I'm afraid of losing my parents and brothers I'm afraid of open and deep water I'm afraid of dogs I'm afraid of muggers
I freak out when i see someone i know walking on the edge of a relatively high building, even though i'm not scared doing that myself.
well like most people i'm afraid of heights but i guess my real seriouse fear would be coming to terms with the truth about certain people i care about
I am petrified of old men - They look fragile and like they can do no harm to a fly, but in an instant they can be strong and really frightening. I do have my reason though.. My grandad sexually abused me which leads onto my next fear.. I don't like being dominated - I just freak out and take any means necessary to get out of that situation... Some guy mates thought I was joking but they now know (due to some injuries in a certain area) that I don't take any crap from them.. I also hate it when I'm around an angry or creepy guy - Also petrifies me, I do anything to get out of the situation. See a pattern.. most of my fears are of men.. I find it hard to trust men and people in general because of the pain I've been through (not looking for a sob story here.. it's true) I hate the dark - walking around the area where I live in is like asking to be mugged... I also don't like it because I hear and see strange occurances in the dark (did I spell that right?) I hate stuff squirting or being hurled in my face (if you twisted that into the right context then hmm *cough*) I think that is my fears...

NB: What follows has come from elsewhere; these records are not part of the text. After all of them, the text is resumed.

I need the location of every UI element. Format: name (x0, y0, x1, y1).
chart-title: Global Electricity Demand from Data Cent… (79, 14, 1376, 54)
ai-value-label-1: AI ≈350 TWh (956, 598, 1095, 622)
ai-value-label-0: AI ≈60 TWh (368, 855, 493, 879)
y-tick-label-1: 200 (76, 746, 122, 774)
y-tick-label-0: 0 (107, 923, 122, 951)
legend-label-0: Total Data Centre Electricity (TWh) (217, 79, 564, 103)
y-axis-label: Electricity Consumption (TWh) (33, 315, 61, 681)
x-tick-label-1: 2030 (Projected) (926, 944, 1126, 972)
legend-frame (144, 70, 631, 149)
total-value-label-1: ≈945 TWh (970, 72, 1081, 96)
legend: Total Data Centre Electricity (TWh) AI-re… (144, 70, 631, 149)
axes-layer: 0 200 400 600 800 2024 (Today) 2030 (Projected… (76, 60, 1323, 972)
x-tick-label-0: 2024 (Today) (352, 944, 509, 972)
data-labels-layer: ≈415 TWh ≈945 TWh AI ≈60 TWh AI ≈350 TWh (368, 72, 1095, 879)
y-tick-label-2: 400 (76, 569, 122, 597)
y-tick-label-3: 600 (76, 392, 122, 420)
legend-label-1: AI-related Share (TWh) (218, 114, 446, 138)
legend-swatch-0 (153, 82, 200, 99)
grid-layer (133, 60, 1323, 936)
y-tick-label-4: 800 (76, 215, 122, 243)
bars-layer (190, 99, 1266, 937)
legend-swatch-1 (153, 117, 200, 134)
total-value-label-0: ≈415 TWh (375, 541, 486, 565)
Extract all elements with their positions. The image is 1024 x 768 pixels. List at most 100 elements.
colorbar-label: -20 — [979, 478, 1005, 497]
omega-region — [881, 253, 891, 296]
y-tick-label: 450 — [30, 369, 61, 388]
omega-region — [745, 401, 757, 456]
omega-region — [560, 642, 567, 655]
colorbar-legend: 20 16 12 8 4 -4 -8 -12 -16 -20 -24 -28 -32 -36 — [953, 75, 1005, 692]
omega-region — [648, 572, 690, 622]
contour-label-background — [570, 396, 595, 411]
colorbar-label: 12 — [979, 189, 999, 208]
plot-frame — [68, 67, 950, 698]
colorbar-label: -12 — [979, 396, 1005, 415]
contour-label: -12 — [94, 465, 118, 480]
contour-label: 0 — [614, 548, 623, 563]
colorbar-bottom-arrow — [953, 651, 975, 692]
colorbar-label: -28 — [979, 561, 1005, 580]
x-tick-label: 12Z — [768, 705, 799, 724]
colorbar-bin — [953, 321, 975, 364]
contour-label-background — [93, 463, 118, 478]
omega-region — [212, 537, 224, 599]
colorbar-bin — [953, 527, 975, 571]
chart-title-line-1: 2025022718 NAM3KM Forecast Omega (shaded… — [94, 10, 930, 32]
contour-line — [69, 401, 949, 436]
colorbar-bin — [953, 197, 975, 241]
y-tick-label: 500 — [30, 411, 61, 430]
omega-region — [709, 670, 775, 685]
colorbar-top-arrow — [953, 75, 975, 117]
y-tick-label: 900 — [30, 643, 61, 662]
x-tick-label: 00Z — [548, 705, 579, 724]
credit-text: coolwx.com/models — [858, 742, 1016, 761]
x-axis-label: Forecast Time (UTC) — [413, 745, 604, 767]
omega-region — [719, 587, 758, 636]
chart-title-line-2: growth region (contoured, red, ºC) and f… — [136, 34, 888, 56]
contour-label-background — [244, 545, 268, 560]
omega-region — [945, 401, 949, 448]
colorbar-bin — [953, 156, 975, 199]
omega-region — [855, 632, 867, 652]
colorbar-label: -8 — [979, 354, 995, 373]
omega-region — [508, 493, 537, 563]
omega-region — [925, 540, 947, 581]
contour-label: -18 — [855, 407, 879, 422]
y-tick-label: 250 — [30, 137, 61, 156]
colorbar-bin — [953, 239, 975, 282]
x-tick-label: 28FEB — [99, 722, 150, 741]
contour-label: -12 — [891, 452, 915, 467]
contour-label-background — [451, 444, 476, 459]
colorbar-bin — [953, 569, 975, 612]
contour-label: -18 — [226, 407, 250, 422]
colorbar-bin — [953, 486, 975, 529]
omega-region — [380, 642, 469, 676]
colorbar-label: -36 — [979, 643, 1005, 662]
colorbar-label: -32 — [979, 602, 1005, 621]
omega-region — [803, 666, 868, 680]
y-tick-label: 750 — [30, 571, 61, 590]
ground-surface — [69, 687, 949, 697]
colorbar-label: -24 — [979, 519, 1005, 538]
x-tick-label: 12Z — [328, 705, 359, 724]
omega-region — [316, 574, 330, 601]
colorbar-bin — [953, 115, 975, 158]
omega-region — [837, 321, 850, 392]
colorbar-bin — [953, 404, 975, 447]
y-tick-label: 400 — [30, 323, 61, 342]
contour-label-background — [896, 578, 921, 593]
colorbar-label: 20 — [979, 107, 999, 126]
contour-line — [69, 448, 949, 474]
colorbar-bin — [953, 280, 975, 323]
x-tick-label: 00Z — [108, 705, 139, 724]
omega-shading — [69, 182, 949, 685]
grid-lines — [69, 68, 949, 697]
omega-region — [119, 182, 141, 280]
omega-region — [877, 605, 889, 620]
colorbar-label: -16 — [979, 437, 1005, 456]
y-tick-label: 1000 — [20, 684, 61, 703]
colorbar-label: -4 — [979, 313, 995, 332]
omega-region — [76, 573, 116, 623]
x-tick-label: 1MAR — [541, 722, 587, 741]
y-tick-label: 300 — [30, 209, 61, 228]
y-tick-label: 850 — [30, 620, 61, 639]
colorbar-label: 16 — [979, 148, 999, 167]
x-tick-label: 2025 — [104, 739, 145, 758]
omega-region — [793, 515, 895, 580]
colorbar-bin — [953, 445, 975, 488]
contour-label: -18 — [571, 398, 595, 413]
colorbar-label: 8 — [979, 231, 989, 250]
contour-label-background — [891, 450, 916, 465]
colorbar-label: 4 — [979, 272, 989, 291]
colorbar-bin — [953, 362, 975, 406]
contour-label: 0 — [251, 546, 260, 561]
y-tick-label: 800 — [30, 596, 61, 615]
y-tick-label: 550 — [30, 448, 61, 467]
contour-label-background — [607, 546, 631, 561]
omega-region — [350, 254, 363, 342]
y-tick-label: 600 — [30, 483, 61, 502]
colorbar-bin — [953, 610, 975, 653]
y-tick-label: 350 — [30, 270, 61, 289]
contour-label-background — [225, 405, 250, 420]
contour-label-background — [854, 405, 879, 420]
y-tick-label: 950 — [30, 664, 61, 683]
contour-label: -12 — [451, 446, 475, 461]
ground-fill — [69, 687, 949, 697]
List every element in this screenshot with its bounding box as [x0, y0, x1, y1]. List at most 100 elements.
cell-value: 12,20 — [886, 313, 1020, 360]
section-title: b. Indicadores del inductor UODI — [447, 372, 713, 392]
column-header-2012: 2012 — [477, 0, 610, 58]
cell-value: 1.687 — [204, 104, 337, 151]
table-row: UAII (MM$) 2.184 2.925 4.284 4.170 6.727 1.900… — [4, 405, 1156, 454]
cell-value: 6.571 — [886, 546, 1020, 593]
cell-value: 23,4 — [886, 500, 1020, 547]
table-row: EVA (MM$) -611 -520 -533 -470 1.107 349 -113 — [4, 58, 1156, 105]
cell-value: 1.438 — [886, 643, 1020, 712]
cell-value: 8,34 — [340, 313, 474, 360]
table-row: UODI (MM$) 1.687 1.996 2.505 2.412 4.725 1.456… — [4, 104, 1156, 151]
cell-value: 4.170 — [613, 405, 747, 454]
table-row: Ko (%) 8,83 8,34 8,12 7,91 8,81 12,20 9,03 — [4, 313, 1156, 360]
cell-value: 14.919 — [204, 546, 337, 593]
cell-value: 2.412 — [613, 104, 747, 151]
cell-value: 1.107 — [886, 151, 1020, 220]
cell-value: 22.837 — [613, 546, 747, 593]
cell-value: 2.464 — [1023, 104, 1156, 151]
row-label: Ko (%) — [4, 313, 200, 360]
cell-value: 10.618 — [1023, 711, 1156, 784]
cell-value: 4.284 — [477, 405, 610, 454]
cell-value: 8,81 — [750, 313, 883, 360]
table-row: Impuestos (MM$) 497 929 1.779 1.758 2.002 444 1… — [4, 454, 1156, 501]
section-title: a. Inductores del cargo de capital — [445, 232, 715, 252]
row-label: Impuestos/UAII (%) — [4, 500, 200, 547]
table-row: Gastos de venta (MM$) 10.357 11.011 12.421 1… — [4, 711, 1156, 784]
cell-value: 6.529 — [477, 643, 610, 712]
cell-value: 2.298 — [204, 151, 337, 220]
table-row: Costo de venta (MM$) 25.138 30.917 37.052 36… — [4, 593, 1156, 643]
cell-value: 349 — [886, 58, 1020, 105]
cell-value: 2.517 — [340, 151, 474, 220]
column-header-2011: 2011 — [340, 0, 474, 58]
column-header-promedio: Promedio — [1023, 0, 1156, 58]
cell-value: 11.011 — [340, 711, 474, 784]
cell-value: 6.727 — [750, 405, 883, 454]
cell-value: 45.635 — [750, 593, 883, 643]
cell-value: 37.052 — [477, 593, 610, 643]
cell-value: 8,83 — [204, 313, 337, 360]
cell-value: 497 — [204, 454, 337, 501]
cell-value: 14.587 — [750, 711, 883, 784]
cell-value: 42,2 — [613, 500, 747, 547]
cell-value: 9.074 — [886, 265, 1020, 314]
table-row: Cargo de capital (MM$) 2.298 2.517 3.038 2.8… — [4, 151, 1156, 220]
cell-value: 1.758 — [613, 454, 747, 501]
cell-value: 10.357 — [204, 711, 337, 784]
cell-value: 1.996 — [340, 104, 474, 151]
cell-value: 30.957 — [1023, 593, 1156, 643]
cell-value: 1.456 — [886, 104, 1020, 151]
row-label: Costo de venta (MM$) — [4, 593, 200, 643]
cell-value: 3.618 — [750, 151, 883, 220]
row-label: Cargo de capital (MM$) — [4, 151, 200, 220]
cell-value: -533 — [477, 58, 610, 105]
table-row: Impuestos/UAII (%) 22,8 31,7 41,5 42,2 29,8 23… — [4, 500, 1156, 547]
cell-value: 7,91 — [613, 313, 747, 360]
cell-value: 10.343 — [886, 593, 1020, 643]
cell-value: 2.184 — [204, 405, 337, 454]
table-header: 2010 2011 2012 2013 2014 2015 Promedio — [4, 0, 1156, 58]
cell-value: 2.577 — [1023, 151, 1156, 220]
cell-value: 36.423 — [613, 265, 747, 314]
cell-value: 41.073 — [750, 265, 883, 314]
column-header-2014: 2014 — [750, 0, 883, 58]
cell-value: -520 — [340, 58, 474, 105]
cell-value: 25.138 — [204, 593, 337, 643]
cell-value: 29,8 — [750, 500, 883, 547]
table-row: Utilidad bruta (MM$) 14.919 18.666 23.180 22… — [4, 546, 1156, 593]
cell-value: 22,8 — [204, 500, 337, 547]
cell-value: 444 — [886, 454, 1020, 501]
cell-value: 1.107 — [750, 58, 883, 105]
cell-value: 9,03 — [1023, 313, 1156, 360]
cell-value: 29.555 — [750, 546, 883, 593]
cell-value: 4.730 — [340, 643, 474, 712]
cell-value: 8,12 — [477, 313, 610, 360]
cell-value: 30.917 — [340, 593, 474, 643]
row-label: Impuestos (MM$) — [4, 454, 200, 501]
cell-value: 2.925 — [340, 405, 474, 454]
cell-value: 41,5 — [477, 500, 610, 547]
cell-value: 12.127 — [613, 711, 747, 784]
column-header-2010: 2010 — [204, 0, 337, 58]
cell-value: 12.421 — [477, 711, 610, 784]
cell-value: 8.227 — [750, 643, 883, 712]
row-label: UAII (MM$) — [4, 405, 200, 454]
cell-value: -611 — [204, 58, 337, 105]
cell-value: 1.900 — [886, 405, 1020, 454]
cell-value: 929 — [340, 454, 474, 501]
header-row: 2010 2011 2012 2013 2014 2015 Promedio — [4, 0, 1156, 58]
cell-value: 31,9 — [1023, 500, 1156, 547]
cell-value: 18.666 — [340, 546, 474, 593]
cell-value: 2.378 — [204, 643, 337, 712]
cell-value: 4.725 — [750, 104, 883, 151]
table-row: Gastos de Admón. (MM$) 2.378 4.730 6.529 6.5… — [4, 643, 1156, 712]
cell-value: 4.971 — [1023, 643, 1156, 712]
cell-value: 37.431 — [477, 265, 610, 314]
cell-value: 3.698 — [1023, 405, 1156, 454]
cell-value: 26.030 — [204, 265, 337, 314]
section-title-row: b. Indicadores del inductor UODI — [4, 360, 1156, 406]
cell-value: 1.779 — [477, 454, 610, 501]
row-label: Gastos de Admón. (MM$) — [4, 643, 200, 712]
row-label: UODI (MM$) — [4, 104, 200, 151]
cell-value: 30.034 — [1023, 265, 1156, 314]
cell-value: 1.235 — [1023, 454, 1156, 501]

I am afraid of wasps, and looking completely inept/insufficient/useless. Now if only I could have a logical fear, like dying or general injury. I'd probably be better off.
I am incredibly scared of spiders. It sucks, but its true. In grade 7 at a meeting, there were these girls behind me and they put a little ball of dust on my shoulder and said Spider! and I jumped out of my seat. lol it was pretty funny looking back on it. I am also really claustrophobic. For example, even in church, when theres too many people, I start to feel panicked, I hate that feeling. Those are my two main fears that I can think of right now. I know I have more.
Drowning: just imagine it. its just a horrifying thought. Spiders:I know, who isnt afraid of spiders, but even the smallest ones make me panic Failing: makes me break down to tears.. The dark...you dont know what could be there *shudders* okay..now i have to go to sleep..in my dark room. LOL!
I'm afraid of: -Lightning -Being killed -Losing someone I love -Someone breaking into my house -Illnesses with no cure -Large flights of stairs -Complete darkness
Bees. Especially after that one episode of Smallville and that girl falls out of the car with her face covered in them. Also fear of my mum or brother dying. Since my dad passed away a few years ago i've been really scared of my mum passing away. I sometimes cry at night if i think about it.